After anchoring a rope to the top of the wall, we took to the longest and seemingly sturdiest route, a 40-foot climb with widths and depths varying from feet to inches. Michael made the first ascent. Helmeted, wearing boots with sharp, metal spikes affixed, and holding ice axes in each gloved hand, Michael began to climb the ice in a deliberate, methodical fashion.

“It’s like chess and Russian roulette, a combination of the two games,” said Michael.

I watched as he scaled the route with relative ease, each axe swing swift and precise, each footplant strong and secure. All of his moves are mentally mapped out in advance.

But because of the impermanent nature of ice, a climb that at one moment seems easy, can change for the worse in an instant.

“You never know what’s going to happen next because it’s constantly changing,” Michael said as I slowly allowed him to repel down the wall. “Where rock climbs are generally the same each time you do them, ice climbs can change from hour to hour.”

Melting ice continued to cascade the cliff, as I prepared to climb.

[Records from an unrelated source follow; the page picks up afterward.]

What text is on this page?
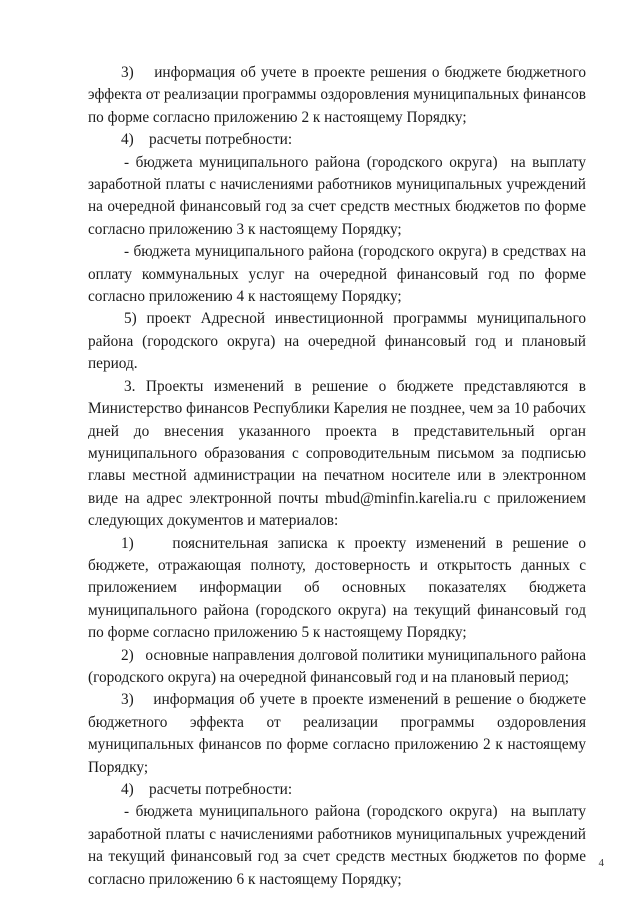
3)    информация об учете в проекте решения о бюджете бюджетного эффекта от реализации программы оздоровления муниципальных финансов по форме согласно приложению 2 к настоящему Порядку;

4)    расчеты потребности:

- бюджета муниципального района (городского округа)  на выплату заработной платы с начислениями работников муниципальных учреждений на очередной финансовый год за счет средств местных бюджетов по форме согласно приложению 3 к настоящему Порядку;

- бюджета муниципального района (городского округа) в средствах на оплату коммунальных услуг на очередной финансовый год по форме согласно приложению 4 к настоящему Порядку;

5) проект Адресной инвестиционной программы муниципального района (городского округа) на очередной финансовый год и плановый период.

3. Проекты изменений в решение о бюджете представляются в Министерство финансов Республики Карелия не позднее, чем за 10 рабочих дней до внесения указанного проекта в представительный орган муниципального образования с сопроводительным письмом за подписью главы местной администрации на печатном носителе или в электронном виде на адрес электронной почты mbud@minfin.karelia.ru с приложением следующих документов и материалов:

1)    пояснительная записка к проекту изменений в решение о бюджете, отражающая полноту, достоверность и открытость данных с приложением информации об основных показателях бюджета муниципального района (городского округа) на текущий финансовый год по форме согласно приложению 5 к настоящему Порядку;

2)   основные направления долговой политики муниципального района (городского округа) на очередной финансовый год и на плановый период;

3)    информация об учете в проекте изменений в решение о бюджете бюджетного эффекта от реализации программы оздоровления муниципальных финансов по форме согласно приложению 2 к настоящему Порядку;

4)    расчеты потребности:

- бюджета муниципального района (городского округа)  на выплату заработной платы с начислениями работников муниципальных учреждений на текущий финансовый год за счет средств местных бюджетов по форме согласно приложению 6 к настоящему Порядку;

4
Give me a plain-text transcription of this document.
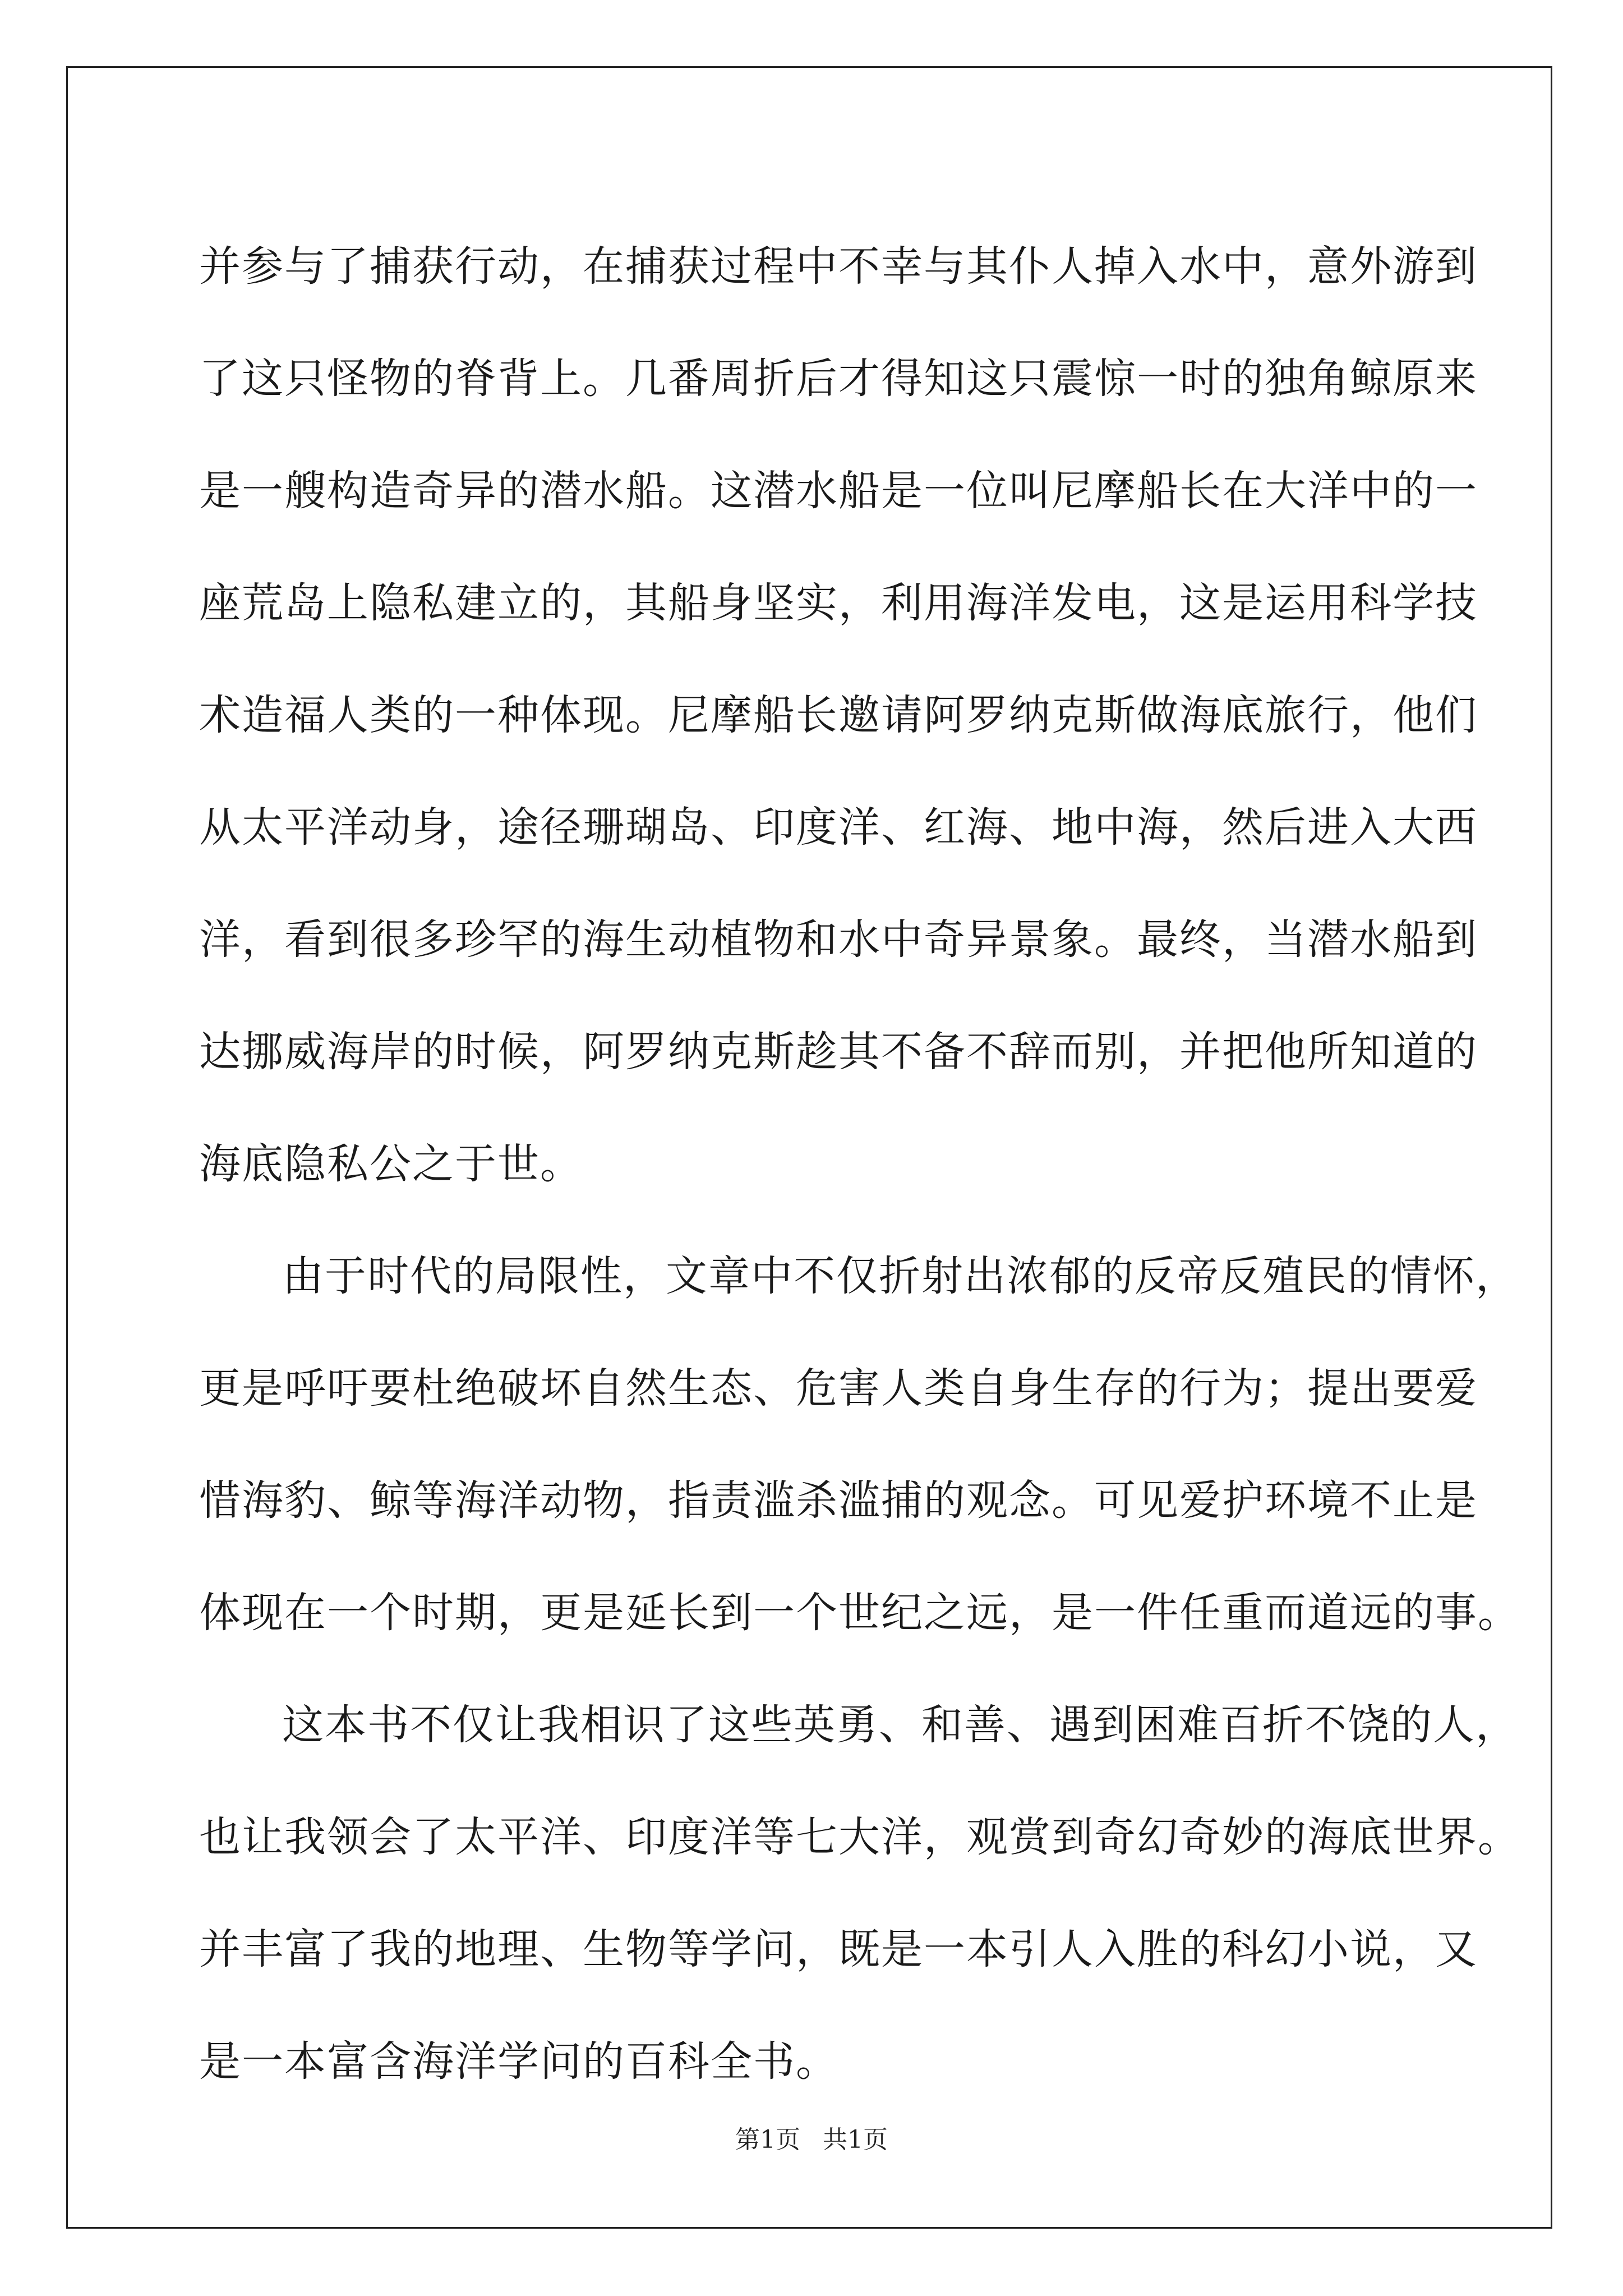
并参与了捕获行动，在捕获过程中不幸与其仆人掉入水中，意外游到
了这只怪物的脊背上。几番周折后才得知这只震惊一时的独角鲸原来
是一艘构造奇异的潜水船。这潜水船是一位叫尼摩船长在大洋中的一
座荒岛上隐私建立的，其船身坚实，利用海洋发电，这是运用科学技
术造福人类的一种体现。尼摩船长邀请阿罗纳克斯做海底旅行，他们
从太平洋动身，途径珊瑚岛、印度洋、红海、地中海，然后进入大西
洋，看到很多珍罕的海生动植物和水中奇异景象。最终，当潜水船到
达挪威海岸的时候，阿罗纳克斯趁其不备不辞而别，并把他所知道的
海底隐私公之于世。
由于时代的局限性，文章中不仅折射出浓郁的反帝反殖民的情怀，
更是呼吁要杜绝破坏自然生态、危害人类自身生存的行为；提出要爱
惜海豹、鲸等海洋动物，指责滥杀滥捕的观念。可见爱护环境不止是
体现在一个时期，更是延长到一个世纪之远，是一件任重而道远的事。
这本书不仅让我相识了这些英勇、和善、遇到困难百折不饶的人，
也让我领会了太平洋、印度洋等七大洋，观赏到奇幻奇妙的海底世界。
并丰富了我的地理、生物等学问，既是一本引人入胜的科幻小说，又
是一本富含海洋学问的百科全书。
第1页 共1页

“Get good, solid axe plants as high as you can first,” instructed Michael. “Swing it in there good. Swing it in like your life depends on that thing holding in there.”

“Does it?” I asked.

“Well, no. You’re top-roping, so your life depends on me,” smiled Michael, who, as belayer, was responsible for applying continuous tension on my rope, assuring that I wouldn’t fall.

I was on that wall for 16 minutes, but it might as well have been an hour … or two.

I lost track of time. I lost track of everything. Everything but the ice.

I remember kicking my feet hard into the ice until my toes went numb.

I remember swinging my axe wildly into the ice to stop from falling.

I remember losing feeling in my hands.

But above all, I remember being above all — boots and axes lodged into the ice at the top of the route — and looking behind me at the rolling rises of the Appalachian Mountains.

I realized at that moment, that I had nothing on my mind.

“That’s the sweetest thing about the whole deal,” yelled Michael. “It’s a total escape. I guess that’s what most alcoholics and drug addicts are looking for. A little bit of escape.”

As Michael lowered me back to reality, a huge pillar of ice tumbled to the ground 15 feet away from us.

“Whoa, that’s the route I was planning on doing next,” said a saddened Michael. “Now it’s gone.”

Gone too were Michael and I, taking our cue from Mother Nature.

Gone … until the next deep freeze in the mountains of Northeast Georgia.